Se a vida fosse a ideal, o PS resolveria rapidamente a sua querela interna, em vez de andar nesta necrose quotidiana para salvar Seguro e garantir meia dúzia de lugares de deputados aos seus fiéis, com elevadíssimos custos para o PS e para Portugal, e, quem fosse o líder, estaria em condições para exigir eleições antecipadas com uma voz forte. Se a vida fosse a ideal, o Presidente compreenderia que nunca vai conseguir um acordo “consensual” na actual situação de bloqueio, mas apenas perante um governo com legitimidade reforçada de origem eleitoral, seja do PSD-CDS, seja do PS. Se a vida fosse a ideal, as eleições dariam a quem as ganhasse uma maioria absoluta ou quase, para então existir força política para haver entendimentos, ou para os recusar, se eles fossem abusivos. Se a vida fosse a ideal, o PSD mudaria de liderança, mas, mais importante que tudo, deixaria para trás esta continuada traição ao seu programa, à sua génese, ao seu papel histórico e aos seus manes caseiros como Sá Carneiro. Se a vida fosse a ideal, ou o PS (mais provável) ou o PSD, manteriam um esforço de consolidação orçamental, com maior equilíbrio social nos seus custos, mas anunciariam, a partir dessa autoridade de não aceitarem défices altos, que o chamado Tratado Orçamental não pode continuar como está. E anunciariam que uma reestruturação da dívida é inevitável e trabalhariam para isso, com moderação e tenacidade. E se a vida fosse a ideal, Portugal passaria a ter outra voz na Europa, procurando aliados e novas configurações, em função de um único objectivo, o interesse nacional.

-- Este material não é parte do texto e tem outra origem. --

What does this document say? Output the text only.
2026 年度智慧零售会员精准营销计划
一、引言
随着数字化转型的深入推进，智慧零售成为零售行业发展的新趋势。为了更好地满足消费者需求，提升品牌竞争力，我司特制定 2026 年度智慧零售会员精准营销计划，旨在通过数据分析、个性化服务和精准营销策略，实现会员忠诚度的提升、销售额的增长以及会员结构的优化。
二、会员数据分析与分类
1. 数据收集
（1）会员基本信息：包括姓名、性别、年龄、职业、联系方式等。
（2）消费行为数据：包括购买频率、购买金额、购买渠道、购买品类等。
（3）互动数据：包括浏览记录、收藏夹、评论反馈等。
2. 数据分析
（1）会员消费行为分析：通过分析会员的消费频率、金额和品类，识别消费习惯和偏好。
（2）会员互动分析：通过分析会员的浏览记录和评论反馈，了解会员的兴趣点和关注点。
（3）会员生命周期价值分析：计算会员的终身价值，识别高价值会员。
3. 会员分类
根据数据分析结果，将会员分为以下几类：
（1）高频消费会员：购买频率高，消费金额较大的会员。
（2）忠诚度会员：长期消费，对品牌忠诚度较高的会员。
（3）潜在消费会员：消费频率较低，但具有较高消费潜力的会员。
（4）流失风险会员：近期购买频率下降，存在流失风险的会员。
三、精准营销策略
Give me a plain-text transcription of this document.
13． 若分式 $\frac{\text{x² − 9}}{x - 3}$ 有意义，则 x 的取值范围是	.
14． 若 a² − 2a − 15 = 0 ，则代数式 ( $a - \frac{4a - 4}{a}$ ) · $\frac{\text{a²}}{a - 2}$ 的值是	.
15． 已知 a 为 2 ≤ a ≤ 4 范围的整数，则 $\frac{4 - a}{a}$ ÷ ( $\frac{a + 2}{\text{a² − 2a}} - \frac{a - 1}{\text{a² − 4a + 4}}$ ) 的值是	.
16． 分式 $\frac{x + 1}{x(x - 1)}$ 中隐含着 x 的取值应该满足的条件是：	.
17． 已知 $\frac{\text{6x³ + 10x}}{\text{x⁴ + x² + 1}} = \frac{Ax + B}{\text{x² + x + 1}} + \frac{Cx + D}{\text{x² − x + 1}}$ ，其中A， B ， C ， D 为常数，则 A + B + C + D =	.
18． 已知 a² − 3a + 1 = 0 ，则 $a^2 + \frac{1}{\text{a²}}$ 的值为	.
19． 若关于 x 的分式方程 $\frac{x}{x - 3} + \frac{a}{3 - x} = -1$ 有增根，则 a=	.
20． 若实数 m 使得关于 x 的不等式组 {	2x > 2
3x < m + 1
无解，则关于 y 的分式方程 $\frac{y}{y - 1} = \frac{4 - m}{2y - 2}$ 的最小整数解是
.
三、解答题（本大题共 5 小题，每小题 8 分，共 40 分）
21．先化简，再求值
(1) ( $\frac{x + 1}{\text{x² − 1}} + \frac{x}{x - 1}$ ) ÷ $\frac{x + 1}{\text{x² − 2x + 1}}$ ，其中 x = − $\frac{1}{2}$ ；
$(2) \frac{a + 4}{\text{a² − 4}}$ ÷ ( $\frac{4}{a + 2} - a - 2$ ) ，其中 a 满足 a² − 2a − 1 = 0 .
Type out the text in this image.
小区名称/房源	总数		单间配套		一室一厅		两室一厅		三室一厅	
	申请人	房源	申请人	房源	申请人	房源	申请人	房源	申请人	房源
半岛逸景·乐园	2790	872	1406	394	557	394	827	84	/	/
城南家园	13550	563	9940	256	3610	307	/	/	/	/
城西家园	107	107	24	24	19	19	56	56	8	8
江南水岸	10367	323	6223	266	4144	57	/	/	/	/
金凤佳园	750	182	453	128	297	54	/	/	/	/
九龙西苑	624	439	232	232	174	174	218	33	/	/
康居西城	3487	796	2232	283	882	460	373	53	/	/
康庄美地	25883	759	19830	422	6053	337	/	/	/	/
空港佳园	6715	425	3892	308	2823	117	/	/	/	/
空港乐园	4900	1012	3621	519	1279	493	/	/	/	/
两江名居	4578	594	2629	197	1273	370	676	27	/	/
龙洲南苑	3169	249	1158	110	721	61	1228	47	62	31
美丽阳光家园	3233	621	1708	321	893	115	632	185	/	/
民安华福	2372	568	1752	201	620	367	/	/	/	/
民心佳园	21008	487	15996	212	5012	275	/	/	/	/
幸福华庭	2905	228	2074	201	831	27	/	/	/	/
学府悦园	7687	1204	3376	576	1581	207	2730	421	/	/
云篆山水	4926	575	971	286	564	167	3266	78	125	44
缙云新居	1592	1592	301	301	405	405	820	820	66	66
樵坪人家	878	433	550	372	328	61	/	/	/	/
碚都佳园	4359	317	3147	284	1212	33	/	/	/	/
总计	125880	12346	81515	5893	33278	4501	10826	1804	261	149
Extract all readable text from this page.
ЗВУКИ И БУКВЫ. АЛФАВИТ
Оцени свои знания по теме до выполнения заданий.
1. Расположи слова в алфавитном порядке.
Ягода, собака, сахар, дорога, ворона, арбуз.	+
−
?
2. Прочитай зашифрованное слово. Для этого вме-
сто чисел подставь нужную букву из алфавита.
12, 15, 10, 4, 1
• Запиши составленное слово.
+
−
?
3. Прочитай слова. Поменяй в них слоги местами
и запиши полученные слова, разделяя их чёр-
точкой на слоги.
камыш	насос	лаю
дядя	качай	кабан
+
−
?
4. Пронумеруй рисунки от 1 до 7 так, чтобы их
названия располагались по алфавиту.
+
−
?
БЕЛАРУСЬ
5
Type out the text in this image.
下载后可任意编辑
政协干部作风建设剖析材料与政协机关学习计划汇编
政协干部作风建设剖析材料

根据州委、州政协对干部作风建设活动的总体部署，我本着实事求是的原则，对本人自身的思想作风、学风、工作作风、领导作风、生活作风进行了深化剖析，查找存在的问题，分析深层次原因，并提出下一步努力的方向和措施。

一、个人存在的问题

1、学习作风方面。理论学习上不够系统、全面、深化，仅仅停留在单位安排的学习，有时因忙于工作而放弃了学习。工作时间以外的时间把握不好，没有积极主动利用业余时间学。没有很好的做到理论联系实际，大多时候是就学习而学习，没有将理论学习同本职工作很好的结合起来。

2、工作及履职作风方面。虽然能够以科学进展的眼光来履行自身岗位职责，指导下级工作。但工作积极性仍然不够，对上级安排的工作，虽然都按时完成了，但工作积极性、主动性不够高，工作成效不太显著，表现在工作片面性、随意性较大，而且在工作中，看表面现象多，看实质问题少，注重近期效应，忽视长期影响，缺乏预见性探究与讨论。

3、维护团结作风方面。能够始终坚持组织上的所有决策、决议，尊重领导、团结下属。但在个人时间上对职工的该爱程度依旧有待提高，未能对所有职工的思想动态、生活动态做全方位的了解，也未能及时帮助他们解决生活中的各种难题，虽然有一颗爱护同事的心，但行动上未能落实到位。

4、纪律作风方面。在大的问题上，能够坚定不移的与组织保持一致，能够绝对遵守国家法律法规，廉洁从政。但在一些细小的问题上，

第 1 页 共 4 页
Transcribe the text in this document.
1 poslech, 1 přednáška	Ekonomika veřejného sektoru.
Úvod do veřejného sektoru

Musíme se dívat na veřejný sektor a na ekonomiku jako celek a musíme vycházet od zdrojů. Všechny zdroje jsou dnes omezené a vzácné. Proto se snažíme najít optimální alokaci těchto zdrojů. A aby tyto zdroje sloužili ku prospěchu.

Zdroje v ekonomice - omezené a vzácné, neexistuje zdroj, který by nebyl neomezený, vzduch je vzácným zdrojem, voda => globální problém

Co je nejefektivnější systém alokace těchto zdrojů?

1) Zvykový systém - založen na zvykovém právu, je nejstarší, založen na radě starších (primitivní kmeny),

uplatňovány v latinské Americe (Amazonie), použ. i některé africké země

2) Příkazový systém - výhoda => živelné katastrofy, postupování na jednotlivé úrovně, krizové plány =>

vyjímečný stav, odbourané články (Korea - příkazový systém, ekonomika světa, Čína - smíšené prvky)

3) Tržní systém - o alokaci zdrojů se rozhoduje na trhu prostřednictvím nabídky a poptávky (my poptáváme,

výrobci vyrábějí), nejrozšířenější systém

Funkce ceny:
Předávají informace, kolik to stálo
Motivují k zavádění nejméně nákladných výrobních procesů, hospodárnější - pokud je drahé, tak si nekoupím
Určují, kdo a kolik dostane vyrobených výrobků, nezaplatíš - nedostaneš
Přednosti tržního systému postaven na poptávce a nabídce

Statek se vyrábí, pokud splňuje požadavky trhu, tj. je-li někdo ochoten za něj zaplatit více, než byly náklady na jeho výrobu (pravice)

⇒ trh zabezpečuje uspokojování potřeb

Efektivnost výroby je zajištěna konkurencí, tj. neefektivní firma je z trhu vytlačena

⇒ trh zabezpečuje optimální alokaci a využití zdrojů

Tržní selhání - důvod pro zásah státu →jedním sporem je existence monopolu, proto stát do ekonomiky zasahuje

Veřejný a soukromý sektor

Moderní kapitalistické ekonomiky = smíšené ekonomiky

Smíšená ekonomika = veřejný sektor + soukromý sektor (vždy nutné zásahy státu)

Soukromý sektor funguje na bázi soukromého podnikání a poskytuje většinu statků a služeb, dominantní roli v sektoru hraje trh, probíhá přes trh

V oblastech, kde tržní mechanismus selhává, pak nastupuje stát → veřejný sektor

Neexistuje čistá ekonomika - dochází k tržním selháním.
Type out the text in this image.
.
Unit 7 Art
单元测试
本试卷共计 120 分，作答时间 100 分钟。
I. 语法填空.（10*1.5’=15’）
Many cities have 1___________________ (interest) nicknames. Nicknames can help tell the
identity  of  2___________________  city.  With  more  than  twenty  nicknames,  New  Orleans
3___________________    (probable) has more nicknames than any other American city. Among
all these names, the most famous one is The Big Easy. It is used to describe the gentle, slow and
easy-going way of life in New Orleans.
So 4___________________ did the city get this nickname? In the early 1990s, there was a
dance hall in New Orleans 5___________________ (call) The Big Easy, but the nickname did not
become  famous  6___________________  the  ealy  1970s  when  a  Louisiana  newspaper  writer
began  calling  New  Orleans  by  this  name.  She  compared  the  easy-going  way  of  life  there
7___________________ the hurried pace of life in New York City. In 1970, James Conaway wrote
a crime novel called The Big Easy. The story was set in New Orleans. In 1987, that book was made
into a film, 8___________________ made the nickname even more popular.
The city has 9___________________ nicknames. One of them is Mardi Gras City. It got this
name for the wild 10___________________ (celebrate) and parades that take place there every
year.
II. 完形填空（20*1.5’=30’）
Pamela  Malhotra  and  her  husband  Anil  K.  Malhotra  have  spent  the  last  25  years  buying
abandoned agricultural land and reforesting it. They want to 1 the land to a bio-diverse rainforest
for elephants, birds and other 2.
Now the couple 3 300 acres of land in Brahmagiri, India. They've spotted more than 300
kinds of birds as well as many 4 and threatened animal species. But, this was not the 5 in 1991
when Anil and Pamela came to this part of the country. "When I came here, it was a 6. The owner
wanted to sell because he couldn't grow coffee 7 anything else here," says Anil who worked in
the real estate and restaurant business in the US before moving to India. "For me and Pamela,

É para que a vida, mesmo não sendo a ideal, possa pelo menos ser mais sensata, equilibrada e melhor do que é hoje, que é preciso correr o risco de antecipar as eleições, num tempo bem escolhido, razoável e o mais depressa possível, ou seja, é preciso fazer alguma coisa para desbloquear este enorme pântano em que vivemos. Tem riscos? Tem todos os riscos. Mas ficar assim é pior.